Health bosses at the Western Trust have come under fire after four patients were told they had cancer months after having an X-ray and being sent home from hospital.
A shortage of radiologists in the Western Trust led to a backlog of 18,500 X-rays — including 3,400 chest X-rays — which were left in storage without being examined by a specialist.
The trust said the backlog had now been cleared.
It also apologised to the patients affected.
A large number of the X-rays were examined by doctors who ordered them but none were followed up a radiologist. It is not known whether the doctors who ordered the X-rays of the four patients diagnosed with cancer saw the results of the scans.
It has emerged that while a significant backlog in reporting plain X-ray film at Altnagelvin Hospital developed early last year, health bosses only moved to address the problem in July.
Tommy Gallagher, a member of the Stormont health committee, said: “I have no idea how they got to the point of having 18,500 X-rays without anyone noticing.
“It is clear there has been a serious failure somewhere in the system. Someone is responsible for that system and should be held to account. What has happened is inexcusable and I would like a further investigation to find out how this was allowed to happen.”
The delayed diagnosis for four people suffering from cancer came to light as a result of a high level review into governance at the trust.
Findings of the review stated: “The review found the backlog of unreported X-rays developed due to capacity in terms of radiologists, increasing workload, equipment issues and the trust’s focus on other radiological priorities.”
Chairman of the Western Trust, Gerard Guckian, said: “The trust developed a plan to clear the backlog. This included staff working overtime and the use of the independent sector. As a result, backlog was cleared by October 2010.
“Currently all non-urgent chest X-rays are reported within 14 days and all other plain films within 28 days. The trust has established that four patients had a delay in receiving their diagnosis. All patients and their families have been advised and the trust unreservedly apologises for the delay.”
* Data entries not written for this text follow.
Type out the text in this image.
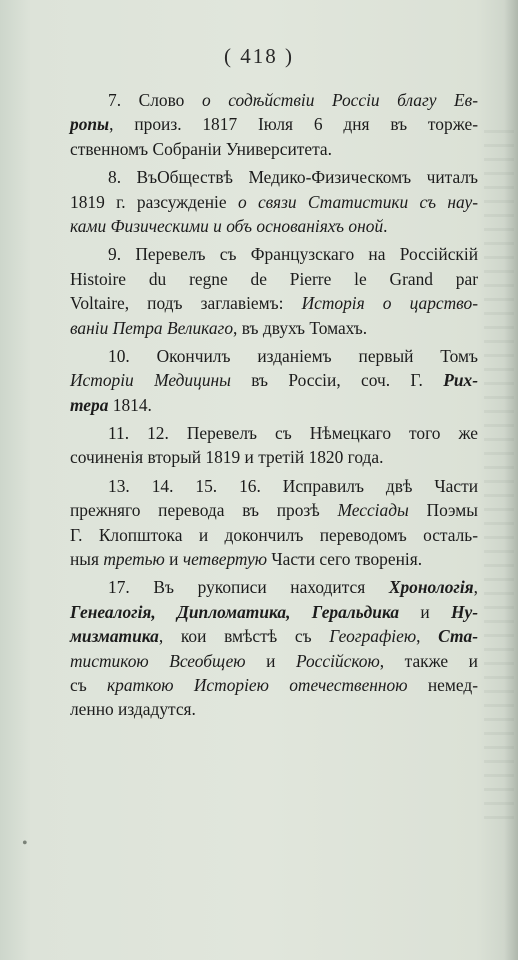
( 418 )
7. Слово о содѣйствіи Россіи благу Ев-
ропы, произ. 1817 Іюля 6 дня въ торже-
ственномъ Собраніи Университета.
8. ВъОбществѣ Медико-Физическомъ читалъ
1819 г. разсужденіе о связи Статистики съ нау-
ками Физическими и объ основаніяхъ оной.
9. Перевелъ съ Французскаго на Россійскій
Histoire du regne de Pierre le Grand par
Voltaire, подъ заглавіемъ: Исторія о царство-
ваніи Петра Великаго, въ двухъ Томахъ.
10. Окончилъ изданіемъ первый Томъ
Исторіи Медицины въ Россіи, соч. Г. Рих-
тера 1814.
11. 12. Перевелъ съ Нѣмецкаго того же
сочиненія вторый 1819 и третій 1820 года.
13. 14. 15. 16. Исправилъ двѣ Части
прежняго перевода въ прозѣ Мессіады Поэмы
Г. Клопштока и докончилъ переводомъ осталь-
ныя третью и четвертую Части сего творенія.
17. Въ рукописи находится Хронологія,
Генеалогія, Дипломатика, Геральдика и Ну-
мизматика, кои вмѣстѣ съ Географіею, Ста-
тистикою Всеобщею и Россійскою, также и
съ краткою Исторіею отечественною немед-
ленно издадутся.
•
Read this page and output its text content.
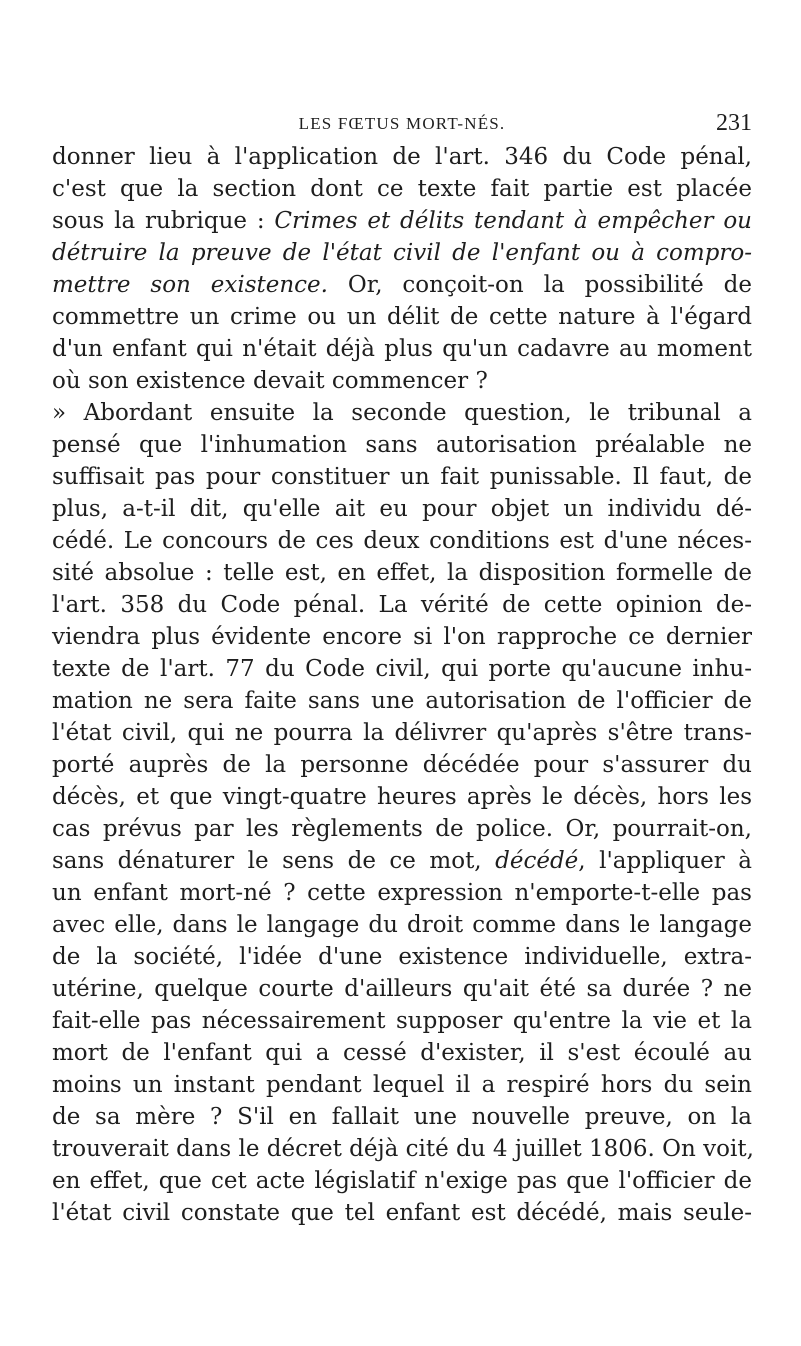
LES FŒTUS MORT-NÉS.	231
donner lieu à l'application de l'art. 346 du Code pénal,
c'est que la section dont ce texte fait partie est placée
sous la rubrique : Crimes et délits tendant à empêcher ou
détruire la preuve de l'état civil de l'enfant ou à compro-
mettre son existence. Or, conçoit-on la possibilité de
commettre un crime ou un délit de cette nature à l'égard
d'un enfant qui n'était déjà plus qu'un cadavre au moment
où son existence devait commencer ?
» Abordant ensuite la seconde question, le tribunal a
pensé que l'inhumation sans autorisation préalable ne
suffisait pas pour constituer un fait punissable. Il faut, de
plus, a-t-il dit, qu'elle ait eu pour objet un individu dé-
cédé. Le concours de ces deux conditions est d'une néces-
sité absolue : telle est, en effet, la disposition formelle de
l'art. 358 du Code pénal. La vérité de cette opinion de-
viendra plus évidente encore si l'on rapproche ce dernier
texte de l'art. 77 du Code civil, qui porte qu'aucune inhu-
mation ne sera faite sans une autorisation de l'officier de
l'état civil, qui ne pourra la délivrer qu'après s'être trans-
porté auprès de la personne décédée pour s'assurer du
décès, et que vingt-quatre heures après le décès, hors les
cas prévus par les règlements de police. Or, pourrait-on,
sans dénaturer le sens de ce mot, décédé, l'appliquer à
un enfant mort-né ? cette expression n'emporte-t-elle pas
avec elle, dans le langage du droit comme dans le langage
de la société, l'idée d'une existence individuelle, extra-
utérine, quelque courte d'ailleurs qu'ait été sa durée ? ne
fait-elle pas nécessairement supposer qu'entre la vie et la
mort de l'enfant qui a cessé d'exister, il s'est écoulé au
moins un instant pendant lequel il a respiré hors du sein
de sa mère ? S'il en fallait une nouvelle preuve, on la
trouverait dans le décret déjà cité du 4 juillet 1806. On voit,
en effet, que cet acte législatif n'exige pas que l'officier de
l'état civil constate que tel enfant est décédé, mais seule-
Meanwhile, Dr Anne Kilgallen, medical director at the trust, has admitted mistakes were made.
“As a doctor, when a patient does not receive a proper service I regard that as something has gone wrong,” she said.
“I can never give an absolute assurance no-one will make mistakes, but it is our duty to learn when something goes wrong, to make procedures more robust and that is what we have done.”
Dr Tom Black, deputy chair of the British Medical Association’s Northern Ireland General Practitioner’s Committee, said the situation demonstrated the need for investment in resources.
“This is very concerning and highlights the need to ensure that health service work is done to the highest standards. This requires investment in staff and equipment.”